Anigel flung up her hands in exasperation. “I cannot command my talis
man the way you command yours! Sometimes the thing obeys me in ways other than the Sight, but most often it does not. I am no Archimage!”
Haramis sighed. “I know that the talismans’ action remains mostly a mystery to you and Kadi. My own Three-Winged Circle is only slightly more cooperative. But I am on a journey now that may solve this problem for us—”
“Hara, you must tell me what you are up to! I have spied you out flying over the high mountains on a lammergeier—”
“Little Sister, I can accomplish nothing useful in time to help you retrieve Kadi’s talisman. Forget me. Use all your wits and all your strength to bring up the Three-Lobed Burning Eye from the depths. Every hour you delay, the world falls further out of balance. Farewell now, and may God and the Lords of the Air defend you from Portolanus.”
The Laboruwendian flagship hove to and tried to launch a longboat that would carry Anigel to the Lyath. But the seas were so rough and the wind so strong that the craft was tumbled over before it could even be released completely from the lines on the boat booms. It foundered almost at once, and one of the crew who had volunteered to man it was lost.
“This way is hopeless, Madam,” Captain Velinikar told Anigel, when the surviving seamen had been rescued. Lyath lay a quarter of a league away from the flagship, half the time invisible behind the colossal swells. Anigel had bespoken her intentions to Jagun, and he had relayed the news to Kadiya and Captain Ly Woonly.

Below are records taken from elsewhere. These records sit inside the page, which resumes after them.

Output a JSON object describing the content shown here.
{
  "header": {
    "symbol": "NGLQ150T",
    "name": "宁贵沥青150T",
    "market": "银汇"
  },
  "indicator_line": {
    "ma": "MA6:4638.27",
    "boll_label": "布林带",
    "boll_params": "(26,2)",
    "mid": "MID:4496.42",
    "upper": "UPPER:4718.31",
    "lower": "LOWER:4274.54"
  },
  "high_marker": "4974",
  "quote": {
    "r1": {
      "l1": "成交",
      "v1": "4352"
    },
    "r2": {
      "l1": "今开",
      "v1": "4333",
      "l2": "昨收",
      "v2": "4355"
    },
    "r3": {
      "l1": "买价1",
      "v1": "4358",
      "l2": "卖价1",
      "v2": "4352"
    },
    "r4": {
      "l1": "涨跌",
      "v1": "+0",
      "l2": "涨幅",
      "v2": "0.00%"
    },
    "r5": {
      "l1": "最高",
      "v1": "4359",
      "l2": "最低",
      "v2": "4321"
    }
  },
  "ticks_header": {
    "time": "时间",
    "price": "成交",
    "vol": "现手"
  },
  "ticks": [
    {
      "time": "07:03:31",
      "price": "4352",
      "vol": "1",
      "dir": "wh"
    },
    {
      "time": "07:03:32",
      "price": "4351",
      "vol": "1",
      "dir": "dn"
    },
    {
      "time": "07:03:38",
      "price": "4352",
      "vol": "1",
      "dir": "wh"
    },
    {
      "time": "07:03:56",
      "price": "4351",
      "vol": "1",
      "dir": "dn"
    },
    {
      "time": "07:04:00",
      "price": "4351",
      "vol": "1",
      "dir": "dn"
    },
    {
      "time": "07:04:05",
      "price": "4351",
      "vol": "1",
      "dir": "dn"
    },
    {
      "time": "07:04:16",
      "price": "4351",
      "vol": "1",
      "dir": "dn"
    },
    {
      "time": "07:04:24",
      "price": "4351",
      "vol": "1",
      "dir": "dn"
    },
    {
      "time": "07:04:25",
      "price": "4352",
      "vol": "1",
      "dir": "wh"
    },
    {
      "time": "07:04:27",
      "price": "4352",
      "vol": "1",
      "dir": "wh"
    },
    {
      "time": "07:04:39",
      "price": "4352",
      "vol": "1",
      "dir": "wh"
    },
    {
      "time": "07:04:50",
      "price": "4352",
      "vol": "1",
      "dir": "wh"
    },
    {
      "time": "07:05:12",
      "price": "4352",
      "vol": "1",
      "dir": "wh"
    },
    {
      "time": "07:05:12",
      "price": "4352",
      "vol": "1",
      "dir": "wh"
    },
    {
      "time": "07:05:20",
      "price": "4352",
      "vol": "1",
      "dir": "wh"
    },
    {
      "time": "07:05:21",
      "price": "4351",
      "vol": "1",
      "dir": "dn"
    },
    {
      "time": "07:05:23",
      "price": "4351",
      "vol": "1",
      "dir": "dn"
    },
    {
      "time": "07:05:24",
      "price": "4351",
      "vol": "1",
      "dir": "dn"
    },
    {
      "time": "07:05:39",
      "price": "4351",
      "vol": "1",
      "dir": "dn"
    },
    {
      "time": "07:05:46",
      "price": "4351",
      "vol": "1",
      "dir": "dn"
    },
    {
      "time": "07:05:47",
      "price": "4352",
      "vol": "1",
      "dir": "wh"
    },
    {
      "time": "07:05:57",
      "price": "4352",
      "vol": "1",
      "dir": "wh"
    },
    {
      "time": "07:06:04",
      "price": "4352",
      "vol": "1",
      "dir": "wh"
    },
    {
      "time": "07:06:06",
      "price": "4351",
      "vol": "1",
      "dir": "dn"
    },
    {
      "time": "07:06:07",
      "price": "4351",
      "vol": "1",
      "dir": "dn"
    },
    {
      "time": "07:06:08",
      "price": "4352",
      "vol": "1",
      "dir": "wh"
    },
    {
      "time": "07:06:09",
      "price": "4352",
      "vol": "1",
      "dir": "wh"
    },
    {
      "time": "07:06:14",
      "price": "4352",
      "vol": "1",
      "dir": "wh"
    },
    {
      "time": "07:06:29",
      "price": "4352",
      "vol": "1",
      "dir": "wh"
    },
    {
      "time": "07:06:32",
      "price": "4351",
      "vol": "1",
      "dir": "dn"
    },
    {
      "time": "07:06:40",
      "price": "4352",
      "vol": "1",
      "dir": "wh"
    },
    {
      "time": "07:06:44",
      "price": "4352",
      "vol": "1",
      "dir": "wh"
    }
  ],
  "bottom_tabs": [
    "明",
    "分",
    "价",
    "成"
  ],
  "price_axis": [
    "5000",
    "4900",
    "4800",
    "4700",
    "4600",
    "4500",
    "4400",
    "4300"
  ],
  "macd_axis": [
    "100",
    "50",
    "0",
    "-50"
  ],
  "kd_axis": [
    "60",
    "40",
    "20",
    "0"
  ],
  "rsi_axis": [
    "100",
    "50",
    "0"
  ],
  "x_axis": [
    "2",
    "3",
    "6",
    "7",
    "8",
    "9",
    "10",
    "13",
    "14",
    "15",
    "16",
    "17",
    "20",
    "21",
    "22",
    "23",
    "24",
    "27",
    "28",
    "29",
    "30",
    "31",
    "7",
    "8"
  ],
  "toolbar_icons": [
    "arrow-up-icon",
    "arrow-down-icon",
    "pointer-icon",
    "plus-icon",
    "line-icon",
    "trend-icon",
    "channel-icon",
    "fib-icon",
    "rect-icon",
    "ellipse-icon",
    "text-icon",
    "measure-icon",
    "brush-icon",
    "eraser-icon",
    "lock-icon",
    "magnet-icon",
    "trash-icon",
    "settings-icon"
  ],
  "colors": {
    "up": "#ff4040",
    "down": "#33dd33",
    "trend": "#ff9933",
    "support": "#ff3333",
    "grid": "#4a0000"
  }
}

“Then we must find another way for me to transfer to Kadiya’s ship,” Anigel retorted. She had dressed in a seaman’s oilskins, and wore her talisman pinned immovably to blond braids wound about her head.
The Labornoki captain shook his head. “Madam, I do not know one.”
“Then let us ask Jagun to consult the skipper of the Lyath,” Anigel said. She closed her eyes, using the talisman again, and when she reopened them a few minutes later, she said: “The Okamisi captain suggests a breeches buoy—whatever that might be.”
The other seamen standing about uttered exclamations of horrified dissent. Velinikar himself cursed, then made clumsy apology to his Queen. “Madam, I have heard of such a contrivance, but it is madness to even suggest that you might use it.”